August was a busy month events-wise. I had the visit of coworkers who work in France, because this year's Debconf took place here, in Montreal.
After a week of fun activities, I went to debconf with them. With my badge, people noticed I liked OpenBSD and during the 'Wine and Cheese' event, someone came to me to talk about OpenBSD. In fact he was sf@debian.org who is also sf@openbsd.org. I was very surprised to meet another OpenBSD developer at debconf!
I finally left debconf on Tuesday evening because I had to take the train on Wednesday morning with mpi@ to go to Toronto. In the train I was slacking on the Internet when I noticed mpi@ was already hacking with his $EDITOR. I felt guilty so I began to update graphics/pqiv. Fortunately, jca@ was already in the hackroom so he was available to help/review. It was cool to begin with that port because it's a very simple port and I had to learn about the new COMPILER variable, thus I could easily focus just on that.
I also took the opportunity of the train journey to ask mpi@ questions about networking stuff which leaded to more things I want to dig in.
Once I arrived in the hackroom, I committed a duplicity update I had in my tree for a long time.
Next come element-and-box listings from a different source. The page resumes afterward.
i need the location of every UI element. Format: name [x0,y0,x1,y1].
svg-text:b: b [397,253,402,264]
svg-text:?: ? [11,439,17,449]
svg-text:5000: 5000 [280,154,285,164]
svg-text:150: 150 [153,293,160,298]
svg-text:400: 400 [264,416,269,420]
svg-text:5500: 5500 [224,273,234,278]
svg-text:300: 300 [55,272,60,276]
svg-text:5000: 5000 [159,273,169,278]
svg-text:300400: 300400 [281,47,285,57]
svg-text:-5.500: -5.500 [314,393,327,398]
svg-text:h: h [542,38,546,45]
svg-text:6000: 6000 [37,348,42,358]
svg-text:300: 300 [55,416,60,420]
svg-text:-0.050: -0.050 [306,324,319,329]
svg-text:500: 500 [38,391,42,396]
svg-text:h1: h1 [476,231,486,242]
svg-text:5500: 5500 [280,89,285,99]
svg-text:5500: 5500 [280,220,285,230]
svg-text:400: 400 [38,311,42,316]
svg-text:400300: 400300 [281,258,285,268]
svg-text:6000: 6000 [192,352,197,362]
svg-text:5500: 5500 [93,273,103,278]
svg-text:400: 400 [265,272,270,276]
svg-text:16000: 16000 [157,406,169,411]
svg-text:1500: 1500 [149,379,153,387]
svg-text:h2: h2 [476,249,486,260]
I also looked at a submission on ports@ which needed some help because of libressl vs openssl and once I received some ok I put it in the tree.
Over the last few weeks I've been looking at porting some OpenBGPD check for nagios-like monitoring system to improve my dayjob's monitoring system. I realized then that I didn't even check what we already had in the ports tree. We had a check that I quickly tested and it appeared to be broken. afresh1@, who is the check maintainer and upstream hadn't arrived yet, I asked other developers that I know they run BGPd in production what they use. I got to know about how they did their monitoring which was pretty interesting!
To look at something else than the ports tree, I began to look at updating xkeyboard-config which is one of the tool used by xenocara. I already did the last update but at the time I didn't notice we had some local patches so I wanted to do it more carefully this time. I had some troubles doing this update so I took care of writing some notes about how I did it so next time should be easier.
Finally afresh1@ arrived and I told him about the bgpd check problem and in fact he had fixed it two years ago but forgot to update the port. He quickly committed an update to close the case.
One thing I wanted to do during this hackathon was updating haproxy. A few months ago when they release the latest branch, I didn't succeed to update our port to it because of libressl vs openssl. It wasn't such a big deal because old-stable branch was still supported. After waiting 9 months, I just grabbed the patch Bernard Spil did for TrueOS and it just worked so I was really happy!
In addition of that, I updated the other ports I maintained and I finally reached a state where all the ports I maintained were up to date \o/
To sum up, I did everything I wanted during this hackaton, with more ease than I thought. I had the opportunity to have really interesting discussions with a lot of other developers (during our social event but not only). Thanks a lot to the University of Toronto for hosting us (in a very nice part of the city and krw@ for organizing!